The 37-year-old plays real-life financial consultant Harry J. Sonneborn in new movie The Founder, based on the story of Ray Kroc – the business mastermind who turned small family burger hut McDonald’s into a goliath global fast food chain.
In some ways B.J.’s life imitates art, with the star explaining he has an enterprising food mind.
“This sounds sci-fi, but I think it’s a real shot at changing everything – do you know about the companies that are using meat stem cells to clone meat in a lab?” he asked Women’s Wear Daily before revealing: “They take the cells of animal meat in a petri dish and grow and grow and grow it. The same as you can graft one apple into a million different apple trees, you could just get one unlucky cow and feed the world forever.”
“I’m supporting a few companies that do that.
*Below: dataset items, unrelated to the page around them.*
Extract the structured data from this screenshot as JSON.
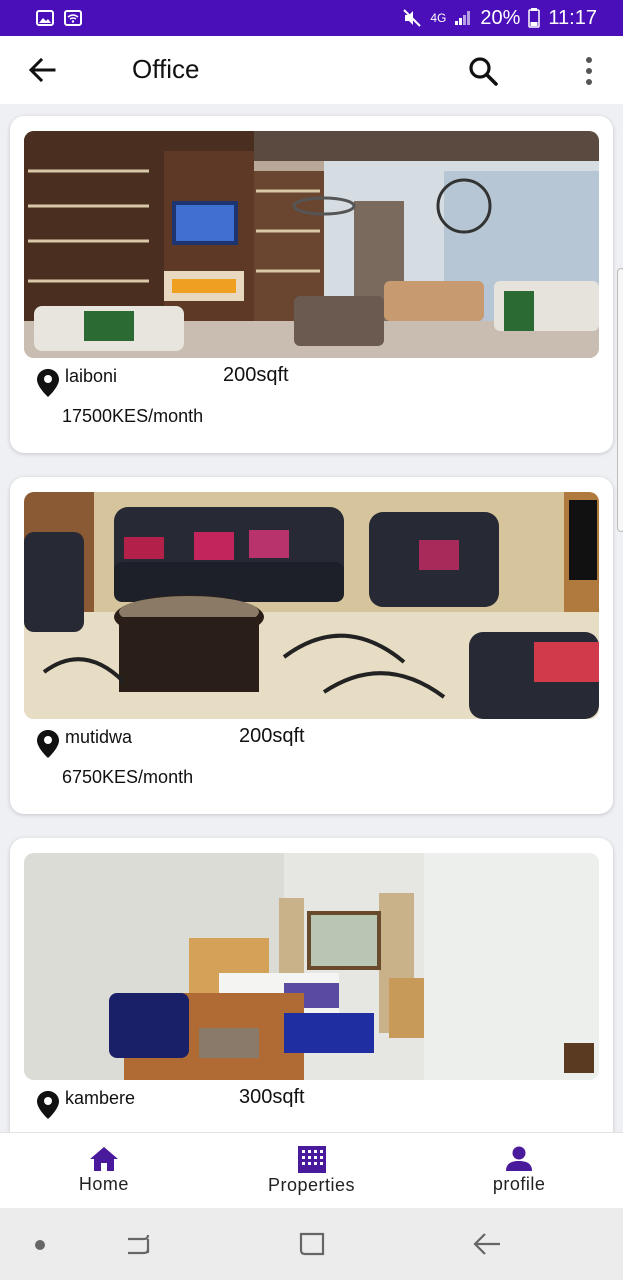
{
  "status_bar": {
    "network": "4G",
    "battery": "20%",
    "time": "11:17",
    "icons": [
      "image-icon",
      "wifi-icon",
      "mute-icon",
      "signal-icon",
      "battery-icon"
    ]
  },
  "app_bar": {
    "title": "Office",
    "icons": [
      "back-arrow-icon",
      "search-icon",
      "more-vert-icon"
    ]
  },
  "listings": [
    {
      "location": "laiboni",
      "size": "200sqft",
      "price": "17500KES/month",
      "image": "living-room-photo"
    },
    {
      "location": "mutidwa",
      "size": "200sqft",
      "price": "6750KES/month",
      "image": "lounge-photo"
    },
    {
      "location": "kambere",
      "size": "300sqft",
      "price": "",
      "image": "bedroom-photo"
    }
  ],
  "bottom_nav": {
    "items": [
      {
        "label": "Home",
        "icon": "home-icon"
      },
      {
        "label": "Properties",
        "icon": "building-icon"
      },
      {
        "label": "profile",
        "icon": "person-icon"
      }
    ],
    "accent": "#4a1a9c"
  },
  "colors": {
    "status_bar": "#4a0fb8",
    "background": "#eef0f4",
    "accent": "#4a1a9c"
  }
}
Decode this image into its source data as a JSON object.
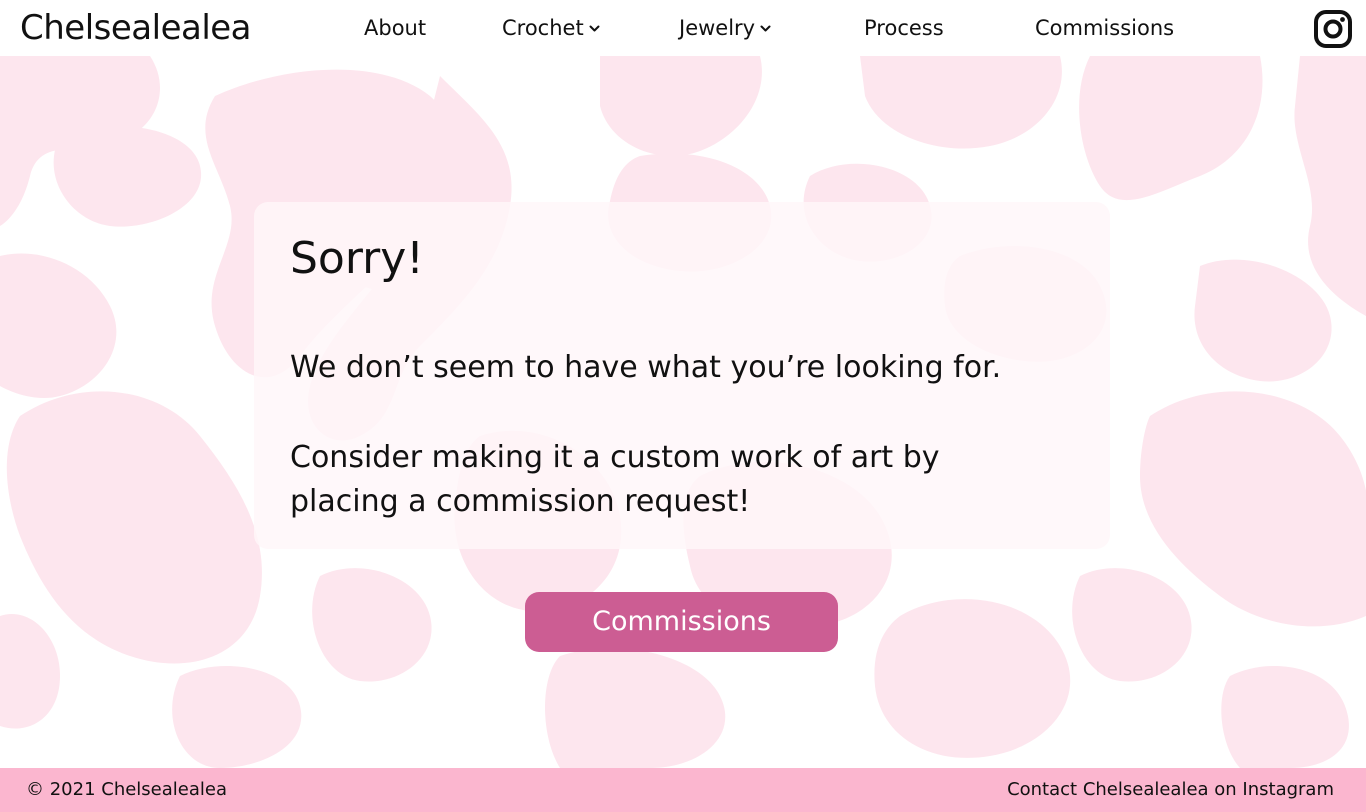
{
  "colors": {
    "background": "#ffffff",
    "blob_pink": "#fde6ee",
    "button": "#cc5d93",
    "footer": "#fbb6cf",
    "text": "#111111"
  },
  "header": {
    "brand": "Chelsealealea",
    "nav": [
      {
        "label": "About",
        "has_dropdown": false
      },
      {
        "label": "Crochet",
        "has_dropdown": true
      },
      {
        "label": "Jewelry",
        "has_dropdown": true
      },
      {
        "label": "Process",
        "has_dropdown": false
      },
      {
        "label": "Commissions",
        "has_dropdown": false
      }
    ],
    "social_icon": "instagram-icon"
  },
  "main": {
    "heading": "Sorry!",
    "message_line": "We don’t seem to have what you’re looking for.",
    "suggestion": "Consider making it a custom work of art by placing a commission request!",
    "button_label": "Commissions"
  },
  "footer": {
    "copyright": "© 2021 Chelsealealea",
    "contact_link": "Contact Chelsealealea on Instagram"
  }
}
Memphis Meats is one,” he shared of his business interests in the cloned meat market.
Novak’s The Founder co-star Michael Keaton, who plays Kroc in the film, also had a burger investment past at the beginning of his career, but his desire to invest in famous California based burger joint chain In-N-Out didn’t pan out.
“I hadn’t lived in L.A. very long,” he told WENN. “I had just made a little bit of dough when I moved to California and there weren’t many In-N-Outs. I had one and I got on the phone with the guy who was my business manager, who was managing what I had – which was about $1,100 – and I said, ‘I really had a good hamburger. I think we ought to look into this thing called In-N-Out Burger.”
The manager looked into the idea but discovered the company was family owned and run, and there was no opportunities for outsiders.